“When are you going to get a real job?”
I heard those stinging works barely four weeks ago and somehow, it has lingered in my mind all this while. While you try to get it all together and put up a brave face for the world, deep within you may be fighting tough battles. This has been for some weeks now. I see the vision of where I God is taking me, I am excited about it and I’m ready to work as hard as I can to get there. Problem is my family members don’t see this vision.
My mum asked me the question above when I informed her that I would be travelling to Ibadan for a programme organised by church. You should have seen the look on her face, like I am wasting my life. I know…I should be used to such reactions right? Maybe. I just felt that after all these years, maybe, just maybe, my family will understand or just accept that I am not willing to go the path they want me to go. But that’s not the case. It’s like they are waiting for me to say, “Ok I have come to my senses and I am not doing this Jesus thing again.”
While the words and side comments are hurtful, I still feel bad. There are many things I would love to do for my family but I can’t do them right now. I would love to support my mum financially but it’s not yet time for that. I also wish they could be proud of me. I went somewhere with my mum over the weekend and when it came to the point of talking about what I do, I saw the embarrassed look on her face. I pretended as if I wasn’t paying attention to the conversation but I know my mum was wishing she could say, “Adedoyin is working in shell.” My aunties look at me like “What in the world are you doing with your life?”
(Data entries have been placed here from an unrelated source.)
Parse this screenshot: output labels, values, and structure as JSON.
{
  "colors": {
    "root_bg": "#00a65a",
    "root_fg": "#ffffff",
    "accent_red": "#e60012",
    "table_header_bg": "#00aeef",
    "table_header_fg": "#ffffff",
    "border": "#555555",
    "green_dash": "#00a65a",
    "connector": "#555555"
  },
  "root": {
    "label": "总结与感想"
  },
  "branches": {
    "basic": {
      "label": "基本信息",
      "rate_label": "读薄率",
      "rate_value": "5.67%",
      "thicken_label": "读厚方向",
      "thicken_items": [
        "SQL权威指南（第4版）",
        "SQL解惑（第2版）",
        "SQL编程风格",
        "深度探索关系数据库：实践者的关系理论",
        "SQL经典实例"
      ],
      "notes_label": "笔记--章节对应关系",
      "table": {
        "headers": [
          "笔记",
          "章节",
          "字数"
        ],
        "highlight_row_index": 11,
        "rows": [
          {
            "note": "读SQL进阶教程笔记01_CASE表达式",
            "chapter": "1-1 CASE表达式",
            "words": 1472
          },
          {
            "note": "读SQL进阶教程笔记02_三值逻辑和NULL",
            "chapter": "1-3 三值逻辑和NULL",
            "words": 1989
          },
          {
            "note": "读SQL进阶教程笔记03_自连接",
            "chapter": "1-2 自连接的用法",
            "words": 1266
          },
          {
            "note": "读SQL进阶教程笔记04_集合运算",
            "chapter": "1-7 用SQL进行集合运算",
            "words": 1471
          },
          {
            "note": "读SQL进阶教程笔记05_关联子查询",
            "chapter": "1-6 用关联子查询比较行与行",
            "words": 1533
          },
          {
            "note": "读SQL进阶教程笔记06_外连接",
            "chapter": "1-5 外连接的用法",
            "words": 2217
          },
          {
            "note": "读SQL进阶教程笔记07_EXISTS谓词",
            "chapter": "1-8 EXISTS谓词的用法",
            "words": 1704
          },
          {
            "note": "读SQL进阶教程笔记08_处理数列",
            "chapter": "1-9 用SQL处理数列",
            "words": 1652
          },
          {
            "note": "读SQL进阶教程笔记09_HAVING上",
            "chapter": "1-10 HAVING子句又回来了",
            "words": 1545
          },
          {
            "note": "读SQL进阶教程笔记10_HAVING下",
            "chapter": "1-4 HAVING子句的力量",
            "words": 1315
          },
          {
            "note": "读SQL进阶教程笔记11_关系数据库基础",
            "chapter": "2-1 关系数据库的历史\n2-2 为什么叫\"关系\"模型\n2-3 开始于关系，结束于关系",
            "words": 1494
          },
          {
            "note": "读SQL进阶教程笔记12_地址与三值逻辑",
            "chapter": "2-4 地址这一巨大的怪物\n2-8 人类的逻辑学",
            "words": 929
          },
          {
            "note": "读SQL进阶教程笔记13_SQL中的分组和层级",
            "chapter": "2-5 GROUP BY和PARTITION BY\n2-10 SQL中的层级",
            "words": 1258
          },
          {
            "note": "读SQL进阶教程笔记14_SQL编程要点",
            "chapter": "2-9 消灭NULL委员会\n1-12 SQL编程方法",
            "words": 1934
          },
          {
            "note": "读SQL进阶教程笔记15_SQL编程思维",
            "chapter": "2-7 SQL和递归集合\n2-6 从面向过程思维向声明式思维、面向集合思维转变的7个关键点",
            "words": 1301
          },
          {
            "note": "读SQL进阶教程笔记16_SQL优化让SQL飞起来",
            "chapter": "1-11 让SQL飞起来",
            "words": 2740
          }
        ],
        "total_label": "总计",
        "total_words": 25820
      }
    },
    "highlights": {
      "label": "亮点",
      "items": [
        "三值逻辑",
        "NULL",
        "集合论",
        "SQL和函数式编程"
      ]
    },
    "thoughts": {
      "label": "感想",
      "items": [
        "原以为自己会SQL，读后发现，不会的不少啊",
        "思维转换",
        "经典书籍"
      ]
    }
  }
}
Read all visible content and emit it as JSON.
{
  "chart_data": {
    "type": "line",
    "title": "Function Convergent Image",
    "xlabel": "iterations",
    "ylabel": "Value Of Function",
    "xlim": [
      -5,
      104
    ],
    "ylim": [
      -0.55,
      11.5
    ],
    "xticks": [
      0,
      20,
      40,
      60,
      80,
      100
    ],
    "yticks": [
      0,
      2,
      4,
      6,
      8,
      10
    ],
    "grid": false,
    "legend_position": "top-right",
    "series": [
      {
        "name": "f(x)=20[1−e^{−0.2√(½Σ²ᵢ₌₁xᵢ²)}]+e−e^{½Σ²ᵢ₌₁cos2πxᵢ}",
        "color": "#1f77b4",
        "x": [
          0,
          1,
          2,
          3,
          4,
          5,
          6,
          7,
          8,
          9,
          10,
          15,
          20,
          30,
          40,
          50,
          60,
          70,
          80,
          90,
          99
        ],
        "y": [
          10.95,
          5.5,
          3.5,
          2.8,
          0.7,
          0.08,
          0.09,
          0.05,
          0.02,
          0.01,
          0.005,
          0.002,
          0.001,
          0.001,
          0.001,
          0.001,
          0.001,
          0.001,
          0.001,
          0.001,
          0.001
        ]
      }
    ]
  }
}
God has placed me in my family for a reason but it really does get tough. I am could be stubborn but having to keep my head above all the negativity has been overwhelming. But this is the confidence that I hold on to; God who has started this good work in me will bring it to completion. I don’t know how long it will take but I know my family will be using me to boast to people. That’s what keeps me going despite all the side talk and mockery.
And then, there is the important issue of walking in love towards my family members. This has been the hardest part of my love walk. It’s so easy to love people who love you back. Try loving people who think you are wasting your life. It’s not very easy to do but it must be done. I think about Jesus and really, how did He do it? While He was on earth, He loved everyone including the people who crucified Him. That’s just deep. I’m really praying that God will reveal more of His love to me because right now, I just feel discouraged. Something happened yesterday which I cannot really share here. I had to sing just to keep myself from screaming the frustration away. And I know all the cold attitude and comments I received were as a result of the fact that I have chosen to throw everything away and pursue Christ.
Love can be difficult in certain circumstances but it’s not an excuse to give up. The person you are trying to love may persist in their mean behaviour. That’s their problem. You stay committed to your quest to love. What I have realised is that when you do this, you become a better person. You learn to overlook certain things. You also learn how to be more tolerant. I tell my friends that God is dealing with me in the area of long suffering. I can be very impatient with people. Before now, if you offend me or do something I don’t like, I will simply move on. I would have fought my family members for any bad comments they made to me. Now, I’m learning to hold my tongue and just be patient. Although it has not been easy, I cannot count the number of arguments I have saved myself from.
Obviously I am not perfect yet but I’m getting better. I pray I get to the point where the things people do in my family will not get to me. I don’t want comments to linger in my mind for four weeks anymore. I want to be able to take in the good and discard the bad. Whatever side they decide to show me, I want to be able to love them anyway.
God makes everything beautiful in its time. I believe very soon, everything will be beautiful in my family. Amen and amen!